The proposals, to feature in next month’s Immigration Bill, will see landlords facing jail if they do not conduct thorough Right to Rent checks, or do not evict known illegal migrants from their property. This move is part of a broader operation to deal with the ongoing migrant crisis in Calais.
One organisation that has welcomed the proposed changes is the Association of Letting Agents (ARLA). Discussing the initiative, managing director David Cox said the measures are, ‘a good first step.’ Continuing, Cox stated, ‘the plans will help to weed out the minority of rogue landlords who exploit vulnerable immigrants for their own financial gain and, with the introduction of a new five year imprisonment penalty, will help deter other such unscrupulous individuals from entering the private rented sector.’
‘We will be organising training sessions for our members to ensure they are fully prepared and understand the new rules and we urge all letting agents to ensure they are ready for the impending roll out,’ he added.

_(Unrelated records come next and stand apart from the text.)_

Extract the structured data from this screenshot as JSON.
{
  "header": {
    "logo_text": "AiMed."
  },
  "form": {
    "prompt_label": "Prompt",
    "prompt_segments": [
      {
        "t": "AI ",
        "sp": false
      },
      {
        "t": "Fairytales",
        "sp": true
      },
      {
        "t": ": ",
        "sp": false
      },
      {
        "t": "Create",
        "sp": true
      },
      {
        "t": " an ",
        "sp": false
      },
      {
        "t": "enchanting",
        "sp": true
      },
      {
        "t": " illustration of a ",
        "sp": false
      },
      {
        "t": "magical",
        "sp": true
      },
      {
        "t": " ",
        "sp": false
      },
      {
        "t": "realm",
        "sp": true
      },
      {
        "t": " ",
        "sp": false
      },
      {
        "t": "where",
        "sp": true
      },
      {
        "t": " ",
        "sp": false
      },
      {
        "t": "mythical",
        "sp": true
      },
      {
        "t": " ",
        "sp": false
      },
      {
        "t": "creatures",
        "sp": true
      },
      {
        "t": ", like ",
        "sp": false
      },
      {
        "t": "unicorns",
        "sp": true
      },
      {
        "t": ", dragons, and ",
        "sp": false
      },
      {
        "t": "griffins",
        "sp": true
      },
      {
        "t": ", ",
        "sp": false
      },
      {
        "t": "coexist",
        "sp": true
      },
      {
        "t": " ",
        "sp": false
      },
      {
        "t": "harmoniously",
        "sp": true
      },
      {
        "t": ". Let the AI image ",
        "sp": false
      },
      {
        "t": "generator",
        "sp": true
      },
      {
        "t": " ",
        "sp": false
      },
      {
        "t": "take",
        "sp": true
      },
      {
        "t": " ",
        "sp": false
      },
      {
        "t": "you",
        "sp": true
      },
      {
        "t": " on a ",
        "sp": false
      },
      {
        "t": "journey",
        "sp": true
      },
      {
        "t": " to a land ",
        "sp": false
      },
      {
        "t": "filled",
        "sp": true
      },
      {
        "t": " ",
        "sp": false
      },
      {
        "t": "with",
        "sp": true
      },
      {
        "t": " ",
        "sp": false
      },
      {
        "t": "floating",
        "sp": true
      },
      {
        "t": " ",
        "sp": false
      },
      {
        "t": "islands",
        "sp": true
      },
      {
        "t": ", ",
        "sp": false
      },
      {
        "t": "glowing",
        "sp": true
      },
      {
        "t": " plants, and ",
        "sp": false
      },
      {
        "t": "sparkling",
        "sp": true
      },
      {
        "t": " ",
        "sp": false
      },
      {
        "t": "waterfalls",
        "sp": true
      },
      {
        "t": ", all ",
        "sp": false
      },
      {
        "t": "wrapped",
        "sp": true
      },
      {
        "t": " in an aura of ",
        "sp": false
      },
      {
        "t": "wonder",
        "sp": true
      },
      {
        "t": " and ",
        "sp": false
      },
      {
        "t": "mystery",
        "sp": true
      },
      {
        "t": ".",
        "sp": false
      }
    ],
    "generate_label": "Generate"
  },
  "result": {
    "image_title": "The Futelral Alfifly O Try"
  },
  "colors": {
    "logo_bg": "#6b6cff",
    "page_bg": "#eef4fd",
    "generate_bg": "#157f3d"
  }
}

However, the planned move has not been received with open arms across the sector. Chief Executive of the National Landlords’ Association, Richard Lambert, told BBC Radio 4 that the proposals ‘came out of the blue,’ and were a flippant response to the problems in Calais.
A suggestion that landlords would be able to evict tenants without a court order was, ‘breaking the 40 year old principle that it has to be a court that ends a tenancy-take somebody out of their home,’ according to Mr Lambert.

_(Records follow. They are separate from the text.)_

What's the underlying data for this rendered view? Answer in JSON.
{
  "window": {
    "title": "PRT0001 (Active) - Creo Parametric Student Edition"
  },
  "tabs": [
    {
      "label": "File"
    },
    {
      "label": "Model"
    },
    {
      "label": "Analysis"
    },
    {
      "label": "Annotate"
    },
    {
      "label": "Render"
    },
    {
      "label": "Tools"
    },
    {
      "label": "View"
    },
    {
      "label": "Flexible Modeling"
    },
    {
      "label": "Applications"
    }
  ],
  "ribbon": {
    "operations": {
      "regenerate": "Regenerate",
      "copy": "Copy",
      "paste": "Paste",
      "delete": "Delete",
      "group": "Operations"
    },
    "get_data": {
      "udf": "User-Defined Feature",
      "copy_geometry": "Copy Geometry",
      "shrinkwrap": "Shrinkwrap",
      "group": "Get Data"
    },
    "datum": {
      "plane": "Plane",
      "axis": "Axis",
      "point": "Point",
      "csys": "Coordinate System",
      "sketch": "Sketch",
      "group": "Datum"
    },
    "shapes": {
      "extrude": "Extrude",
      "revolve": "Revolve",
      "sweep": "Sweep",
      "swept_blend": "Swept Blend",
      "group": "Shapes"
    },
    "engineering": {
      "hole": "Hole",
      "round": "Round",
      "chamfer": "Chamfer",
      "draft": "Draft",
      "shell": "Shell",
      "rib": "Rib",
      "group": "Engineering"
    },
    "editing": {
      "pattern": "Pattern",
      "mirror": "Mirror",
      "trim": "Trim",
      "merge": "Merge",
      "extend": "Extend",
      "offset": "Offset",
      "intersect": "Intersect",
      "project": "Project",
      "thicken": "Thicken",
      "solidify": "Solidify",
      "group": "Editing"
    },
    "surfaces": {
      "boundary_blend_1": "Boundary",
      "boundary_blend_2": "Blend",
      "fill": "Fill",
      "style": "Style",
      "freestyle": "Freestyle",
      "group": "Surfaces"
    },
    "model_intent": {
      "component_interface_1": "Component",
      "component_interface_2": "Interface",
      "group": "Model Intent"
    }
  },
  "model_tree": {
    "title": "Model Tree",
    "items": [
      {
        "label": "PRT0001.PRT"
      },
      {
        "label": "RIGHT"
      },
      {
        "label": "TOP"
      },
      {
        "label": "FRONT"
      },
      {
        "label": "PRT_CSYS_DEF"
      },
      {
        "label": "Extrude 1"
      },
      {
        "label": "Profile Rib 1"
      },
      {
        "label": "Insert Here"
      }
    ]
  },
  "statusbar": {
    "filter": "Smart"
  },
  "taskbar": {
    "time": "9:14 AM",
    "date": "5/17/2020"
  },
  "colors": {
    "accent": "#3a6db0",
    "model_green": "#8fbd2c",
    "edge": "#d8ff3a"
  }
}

‘The Home Office expect that the tenant will comply with that. As we know, tenants don’t always comply with a court order or any order to leave a property when the tenancy is ended. Normally under a court process you’d be bringing in a bailiff,’ he continued.
Warning that the proposal could be detrimental for an agent or landlord looking to evict a tenant without a court or bailiff, Lambert said, ‘I do worry in the case of an illegal immigrant you possibly have then a despairing person in a desperate situation.’
Mixed reaction to Government proposals
‘That often leads to people doing very desperate things,’ Lambert continued, ‘Who knows? Barricading themselves in? There is the risk of defending themselves with all the force they can muster. It could put people in potential danger. We need to think through the consequences of the kind of system we are putting in place.’
Lambert also expressed his concern that the Government plan to inprison landlords or agents who skip Right to Rent check-ups on their tenants. He sai that, ‘this is the first we have heard of this very severe penalty. While I can see it is important to crack down on repeat offenders…it is quite surprising that it comes almost out of the blue. You do wonder how much it relates to the government wanting to be seen to be tough on migration given what is going on in Calais.’
Policy director of the Residential Landlords Association, David Smith, argues that there is already too much confusion over issues surrounding the checking of documents to prove eligibility to live and rent within Britain.
Smith feels, ‘there is the risk that people with unusual documents will be evicted by landlords who do not want to take the risk or who cannot understand their documents. Those landlords will then find themselves having acted in good faith at the time but then possibly facing an unlawful eviction claim if they are wrong.’
‘Given the existing confusion over Right to Rent checks and documents the addition of a new criminal penalty procedure seems premature-especially as the consultation in the West Midlands (pilot project of Right To Rent) has not yet finished,’ he added.
Concluding, Smith said, ‘the Government has not presented any evidence that landlords are directly involved in housing people they know to be illegal immigrants. There will now be concerns that landlords and agents will be prosecuted as much for not being able to operate the highly complex system as for willfully ignoring it.’